Anime || Manga

#Crunchyroll President Says “AI is definitely something that we think about,” Including for Subtitles

Technology site The Verge recently spoke to Crunchyroll president Rahul Purini in a lengthy, wide-ranging interview for its Decoder show. Towards the end of the conversation, Purini mentioned the company’s considerations towards AI and said that subtitling was “one of the areas” where testing was being done.

“AI is definitely something that we think about at a lot of different workflows within the organization,” Purini said. “Right now, one of the areas we are very focused on testing is our subtitling and closed captioning, where we go from speech to text and how do we improve and optimize our processes where we can get the subtitles done in various languages across the world faster so that we can launch as close to the Japanese release as possible. So that’s definitely an area where we are focused on.”

The answer was in response to The Verge’s Nick Statt asking whether Crunchyroll was “thinking about” technologies like “potentially AI” for subtitling and dubbing. Right before that, the two were speaking about the Crunchyroll service that attracted paying the customers the best, with Purini answering “streaming and early access to shows from Japan with subtitles and dubs.”

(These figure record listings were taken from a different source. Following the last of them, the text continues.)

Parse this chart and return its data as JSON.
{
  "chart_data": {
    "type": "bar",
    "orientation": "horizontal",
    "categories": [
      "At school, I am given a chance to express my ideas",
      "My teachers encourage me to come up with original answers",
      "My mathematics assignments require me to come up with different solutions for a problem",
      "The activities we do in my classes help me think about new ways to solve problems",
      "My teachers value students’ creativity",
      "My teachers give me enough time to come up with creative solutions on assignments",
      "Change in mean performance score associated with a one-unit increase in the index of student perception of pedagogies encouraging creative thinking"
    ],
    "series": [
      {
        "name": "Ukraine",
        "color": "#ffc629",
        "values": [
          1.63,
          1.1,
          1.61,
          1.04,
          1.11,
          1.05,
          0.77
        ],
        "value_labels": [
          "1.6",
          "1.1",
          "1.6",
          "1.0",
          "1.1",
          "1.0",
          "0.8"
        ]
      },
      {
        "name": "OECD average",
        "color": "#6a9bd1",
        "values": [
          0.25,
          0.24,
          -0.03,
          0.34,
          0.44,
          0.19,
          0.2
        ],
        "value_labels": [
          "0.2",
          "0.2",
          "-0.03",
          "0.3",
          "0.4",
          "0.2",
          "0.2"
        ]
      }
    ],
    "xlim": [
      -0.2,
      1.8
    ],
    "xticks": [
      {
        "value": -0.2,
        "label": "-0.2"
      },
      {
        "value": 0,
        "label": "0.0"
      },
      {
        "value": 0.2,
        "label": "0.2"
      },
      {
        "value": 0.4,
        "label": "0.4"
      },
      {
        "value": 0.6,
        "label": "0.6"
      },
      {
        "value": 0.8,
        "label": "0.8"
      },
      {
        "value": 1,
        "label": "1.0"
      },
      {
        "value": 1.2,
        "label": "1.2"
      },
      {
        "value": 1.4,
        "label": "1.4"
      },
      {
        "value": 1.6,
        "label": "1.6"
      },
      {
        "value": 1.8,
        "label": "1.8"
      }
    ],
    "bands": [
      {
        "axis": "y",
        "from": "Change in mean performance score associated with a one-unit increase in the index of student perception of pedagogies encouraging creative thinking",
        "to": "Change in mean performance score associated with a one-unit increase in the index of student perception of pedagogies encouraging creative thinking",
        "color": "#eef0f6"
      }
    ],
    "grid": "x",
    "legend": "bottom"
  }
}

“So that is, I think, the biggest thing,” said Purini. “The sooner we can provide them, the easier we make it available to them — both in however they want to watch it, whatever subtitle languages are dubbed — has been the single biggest driver for converting people over. Because pirate sites do provide that content as soon as possible, but then most of the time it is in a handful of languages, maybe not the language they want. Sometimes they don’t have the dubs. So if we can do that consistently and as fast as we can, I think that’s the biggest opportunity we have.”

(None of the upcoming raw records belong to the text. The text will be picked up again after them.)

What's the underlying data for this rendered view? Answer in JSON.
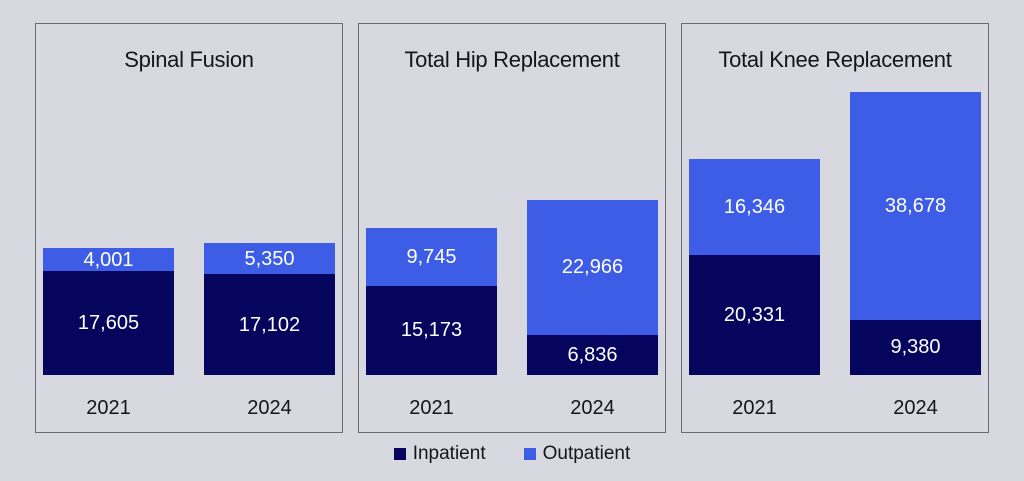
{
  "page": {
    "background_color": "#D8D8E0",
    "panel_border_color": "#6b6b74"
  },
  "colors": {
    "inpatient": "#05055E",
    "outpatient": "#3D5DE6",
    "value_label_text": "#FFFFFF",
    "axis_text": "#15151A"
  },
  "chart_data": {
    "type": "bar",
    "stacked": true,
    "orientation": "vertical",
    "grid": false,
    "legend_position": "bottom-center",
    "data_labels_inside_segments": true,
    "ylim": [
      0,
      48058
    ],
    "panels": [
      {
        "title": "Spinal Fusion",
        "categories": [
          "2021",
          "2024"
        ],
        "series": [
          {
            "name": "Inpatient",
            "values": [
              17605,
              17102
            ]
          },
          {
            "name": "Outpatient",
            "values": [
              4001,
              5350
            ]
          }
        ]
      },
      {
        "title": "Total Hip Replacement",
        "categories": [
          "2021",
          "2024"
        ],
        "series": [
          {
            "name": "Inpatient",
            "values": [
              15173,
              6836
            ]
          },
          {
            "name": "Outpatient",
            "values": [
              9745,
              22966
            ]
          }
        ]
      },
      {
        "title": "Total Knee Replacement",
        "categories": [
          "2021",
          "2024"
        ],
        "series": [
          {
            "name": "Inpatient",
            "values": [
              20331,
              9380
            ]
          },
          {
            "name": "Outpatient",
            "values": [
              16346,
              38678
            ]
          }
        ]
      }
    ],
    "legend": [
      {
        "label": "Inpatient",
        "color": "#05055E"
      },
      {
        "label": "Outpatient",
        "color": "#3D5DE6"
      }
    ]
  }
}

Purini doesn’t think that AI is good enough for dubbing work yet, but revealed that Crunchyroll is “playing in other areas like personalization and discovery and how we can use generative AI in making that a better experience for our users.”

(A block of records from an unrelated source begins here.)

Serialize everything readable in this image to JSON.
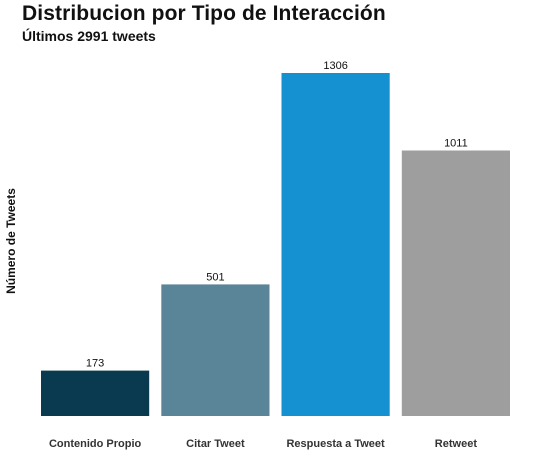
{
  "chart_data": {
    "type": "bar",
    "title": "Distribucion por Tipo de Interacción",
    "subtitle": "Últimos 2991 tweets",
    "xlabel": "",
    "ylabel": "Número de Tweets",
    "categories": [
      "Contenido Propio",
      "Citar Tweet",
      "Respuesta a Tweet",
      "Retweet"
    ],
    "values": [
      173,
      501,
      1306,
      1011
    ],
    "data_labels": [
      "173",
      "501",
      "1306",
      "1011"
    ],
    "colors": [
      "#0a3a4f",
      "#5a8599",
      "#1591d2",
      "#9e9e9e"
    ],
    "ylim": [
      0,
      1306
    ],
    "grid": false,
    "legend": "none"
  }
}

Earlier in the interview, Purini told Statt that Crunchyroll’s localization side was among the company’s biggest teams “because we are not only just taking this content with the Japanese audio and subtitling it into 10-plus languages, we are also dubbing it into 10-plus languages. And so we have teams that are focused on localizing, and we do that in-house for most of our territories.”

Last October, Crunchyroll received flak for the subtitling quality of The Yuzuki Family’s Four Sons‘ first episode, with some accusing the streaming platform of using machine translation. The situation was bad enough that Crunchyroll told Anime News Network that it was working with the anime’s licensor “for updated subtitles” and later reuploaded the episode with new subtitles.